In its remaining three points, the State relies upon section 724.012 of the transportation code to justify the warrantless and nonconsensual blood draw.  But the court of criminal appeals recently held that warrantless blood or breath samples taken without consent solely in reliance on transportation code provisions such as section 724.012 violate the warrant requirement of the Fourth Amendment.  State v. Villarreal, 475 S.W.3d 784, 787, 804 (Tex.Crim.App.2014).6  Officer Wilson's good-faith belief that the statute authorized the warrantless search does not overcome the exclusionary rule.  See Lewis v. State, No. 02–13–00416–CR, 2015 WL 1119966, at *2 (Tex.App.–Fort Worth Mar. 12, 2015, pet. ref'd) (mem. op., not designated for publication) (citing Burks v. State, 454 S.W.3d 705, 709 (Tex.App.–Fort Worth 2015, pet. ref'd)).  We therefore overrule the State's second, third, and fourth points.


We hold that the trial court did not err by granting McClendon's motion to suppress the results of the warrantless blood draw, and we affirm the trial court's order.


1.   See Tex.R.App. P. 47.4.

2.   According to Officer Wilson, two officers typically work an accident scene and DWI investigation.  Although both officers on duty were occupied, they did not call on an outside agency to assist in patrolling River Oaks.

3.   Officer Wilson testified that he did not require Sergeant Moseley's assistance to perform this task and that Sergeant Moseley could have returned to his patrol duties instead of assisting with the inventory.

4.   River Oaks does not have a jailer.  Of the 17 police officers employed by the River Oaks Police Department, 12 work in the patrol division.  Ideally, three patrol officers work on each eight-hour shift, but occasionally only two officers work on a particular shift.  This was one such occasion.
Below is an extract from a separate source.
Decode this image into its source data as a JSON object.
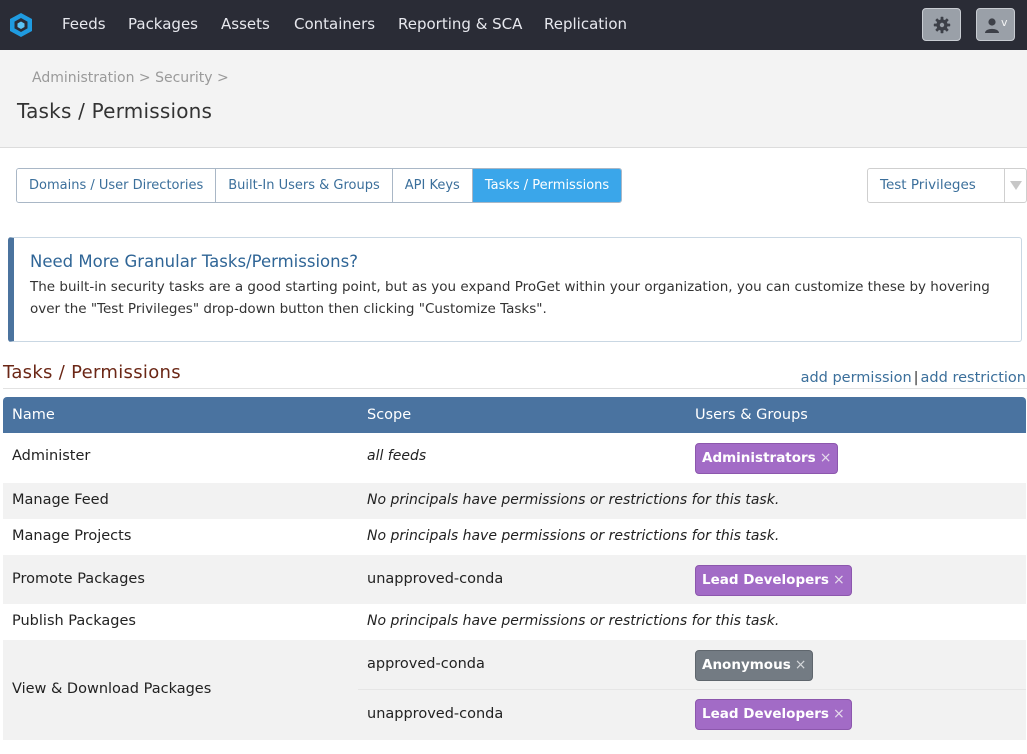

5.   Even if Sergeant Moseley had been required to act as the jailer, thereby leaving no officer on patrol, Officer Wilson testified that it was their general practice for both officers on duty to work an accident scene, even if they were the only two officers on duty at the time.

6.   At the time this case was submitted, the court of criminal appeals had granted rehearing of the Villarreal decision.  But on December 16, 2015, the court of criminal appeals concluded that rehearing was improvidently granted and denied the State's motion for rehearing.